Tuesday, June 5, 2012

Kristen's Kitchen: A Week of Recipes, Monday

I've found that the best way to be successful at following through with cooking meals on a daily(ish) basis is to sit down one day a week and come up with the menu for the rest of the week.  I've found about 5 or 6 recipes and will share them with you over the next few days with some pictures and feedback. 

Tonight I made Mushroom Pork Tenderloin and Bruschetta Fresca with a Blackberry Beer Cocktail.  Enjoy!

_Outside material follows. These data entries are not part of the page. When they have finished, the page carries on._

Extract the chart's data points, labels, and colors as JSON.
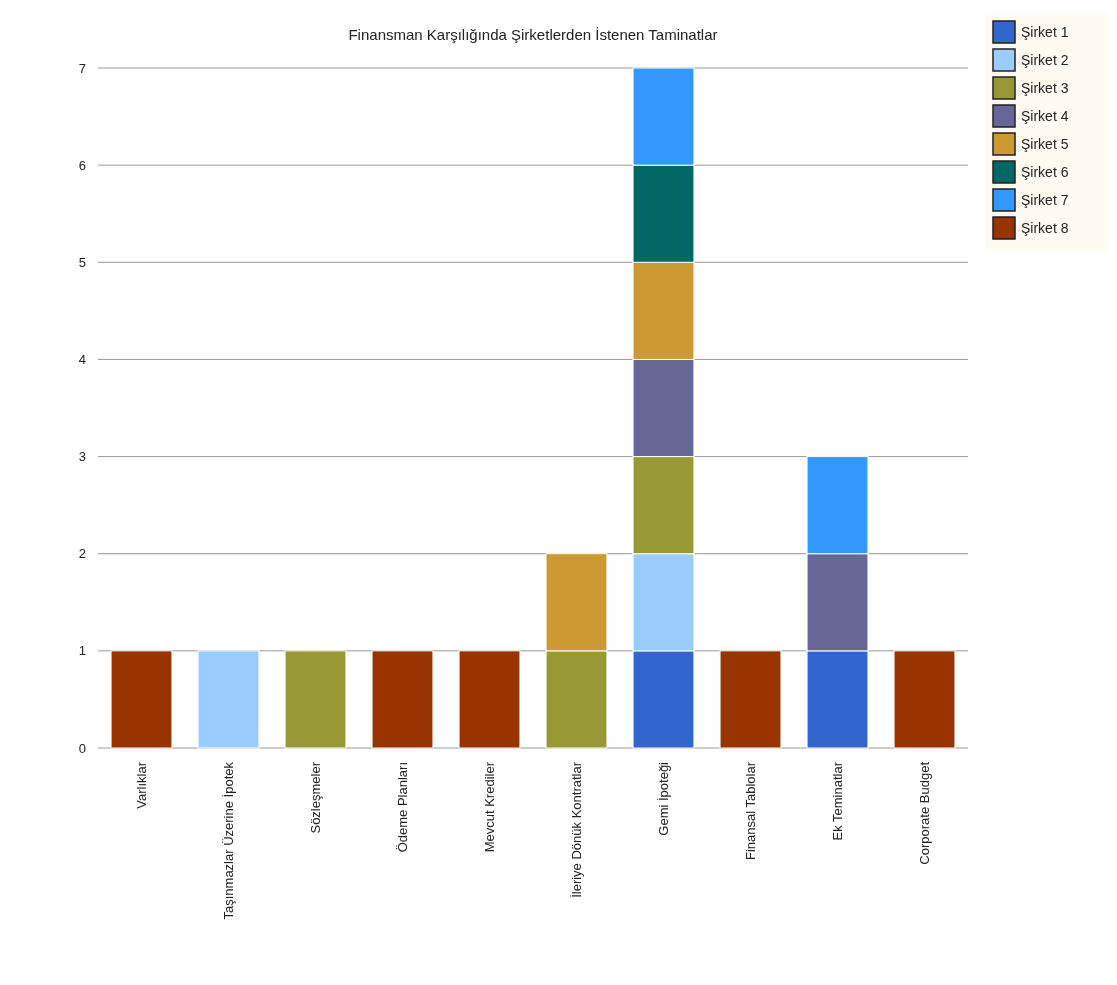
{
  "chart_data": {
    "type": "bar",
    "title": "Finansman Karşılığında Şirketlerden İstenen Taminatlar",
    "stacked": true,
    "categories": [
      "Varlıklar",
      "Taşınmazlar Üzerine İpotek",
      "Sözleşmeler",
      "Ödeme Planları",
      "Mevcut Krediler",
      "İleriye Dönük Kontratlar",
      "Gemi İpoteği",
      "Finansal Tablolar",
      "Ek Teminatlar",
      "Corporate Budget"
    ],
    "series": [
      {
        "name": "Şirket 1",
        "color": "#3366cc",
        "values": [
          null,
          null,
          null,
          null,
          null,
          null,
          1,
          null,
          1,
          null
        ]
      },
      {
        "name": "Şirket 2",
        "color": "#99ccff",
        "values": [
          null,
          1,
          null,
          null,
          null,
          null,
          1,
          null,
          null,
          null
        ]
      },
      {
        "name": "Şirket 3",
        "color": "#999933",
        "values": [
          null,
          null,
          1,
          null,
          null,
          1,
          1,
          null,
          null,
          null
        ]
      },
      {
        "name": "Şirket 4",
        "color": "#666699",
        "values": [
          null,
          null,
          null,
          null,
          null,
          null,
          1,
          null,
          1,
          null
        ]
      },
      {
        "name": "Şirket 5",
        "color": "#cc9933",
        "values": [
          null,
          null,
          null,
          null,
          null,
          1,
          1,
          null,
          null,
          null
        ]
      },
      {
        "name": "Şirket 6",
        "color": "#006666",
        "values": [
          null,
          null,
          null,
          null,
          null,
          null,
          1,
          null,
          null,
          null
        ]
      },
      {
        "name": "Şirket 7",
        "color": "#3399ff",
        "values": [
          null,
          null,
          null,
          null,
          null,
          null,
          1,
          null,
          1,
          null
        ]
      },
      {
        "name": "Şirket 8",
        "color": "#993300",
        "values": [
          1,
          null,
          null,
          1,
          1,
          null,
          null,
          1,
          null,
          1
        ]
      }
    ],
    "ylim": [
      0,
      7
    ],
    "yticks": [
      0,
      1,
      2,
      3,
      4,
      5,
      6,
      7
    ],
    "grid": "y",
    "legend": "top right"
  }
}
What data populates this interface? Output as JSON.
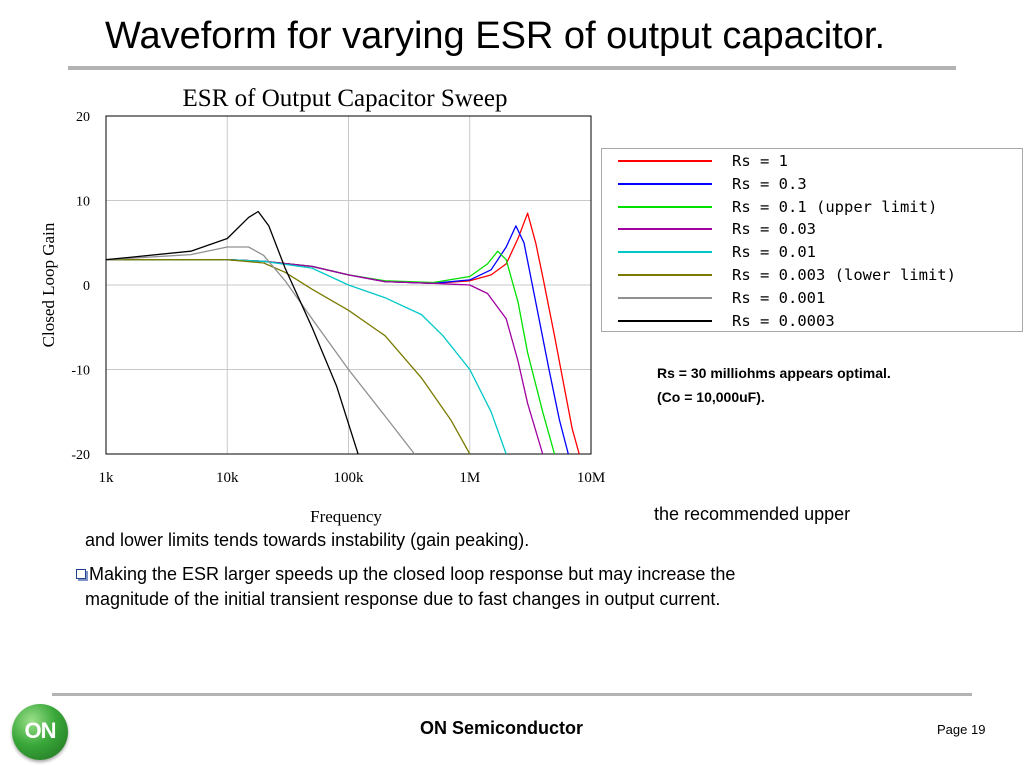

Mushroom Pork Tenderloin Recipe
Ingredients:
-2 pork tenderloins (about 2 lbs)
-1/4 cup mayonnaise
-1 (1 oz) packet onion soup mix
-2 teaspoons minced garlic
-8 oz pre-sliced baby portabellas
-1 tablespoon quick-mixing flour
-1/2 cup milk

PREP:
-Slice tenderloins diagonally into about twelve 1/2-inch-thick slices

STEPS:
1. Combine mayo, dry soup mix, and garlic in large bowl
2. Preheat large saute pan on medium-high heat 2-3 minutes.  Stir pork slices and mushrooms into soup mixture; plan in pan.  Cook 2-3 minutes on each side or until browned.
3. Stir in flour; cook 1-2 more minutes.  Stir in milk and reduce heat to low; cook 4-6 minutes or until sauce thickens and pork is 160 degrees F (for medium).  Serve.

Super quick and easy.  If I were to do this again, I would serve the pork over a bed of angel hair pasta or rice.  I'd also maybe add a salad or corn or baked potato. 
Doesn't look too great but it was really tasty.
Bruschetta Fresca Recipe
Ingredients:
-1 bakery baguette
-8 oz fresh mozzarella (no cheese in above pictures because i can't have it)
-4-6 fresh basil leaves
-2 teaspoons minced garlic
-1 tablespoon balsamic vinegar
-2 tablespoons extra-virgin olive oil
-1 1/2 cups pre-diced fresh tomatoes
-1 teaspoon seasoned salt
-1/4 teaspoon pepper

PREP:
-Place oven rack 6 inches from heat source; then preheat on broil.
-Slice bread into 1/2-inch-thick slices; place on baking sheet.
-Cut cheese into small, bite-size pieces.
-Slice basil into thin strips.

STEPS:
1. Combine in medium bowl, garlic, vinegar, and olive oil.  Stir in cheese, tomatoes, seasoned salt, and pepper.
2. Broil bread 1 minute on each side until lightly toasted. (Watch closely to prevent over-browning.) Top with tomato mixture; sprinkle with basil and serve.


Blackberry Beer Cocktail (YUM)

Some may know this drink as a "Pink Panty Dropper" but it's a tad bit different.

Ingredients:
-4 bottles (12 oz each) beer, chilled (I used Coors Light)
-1 can (12 oz) frozen raspberry lemonade concentrate, thawed (store didn't have this, so we used pink lemonade)
-3/4 cup fresh or frozen blackberries, thawed
-1/2 cup vodka
-Ice cubes
-Lemon slices

STEPS:
-Combine beer, lemonade concentrate, blackberries and vodka in a large pitcher.  Serve over ice and garnish with lemon slices.

SOOOOO good and doesn't taste like beer or vodka at all.  Has the perfect carbonation and sweetness.  Perfect summer drink.
And there you have it. Monday's meal.  Just in time for me to prep and start dinner for tonight.  Back to update tomorrow!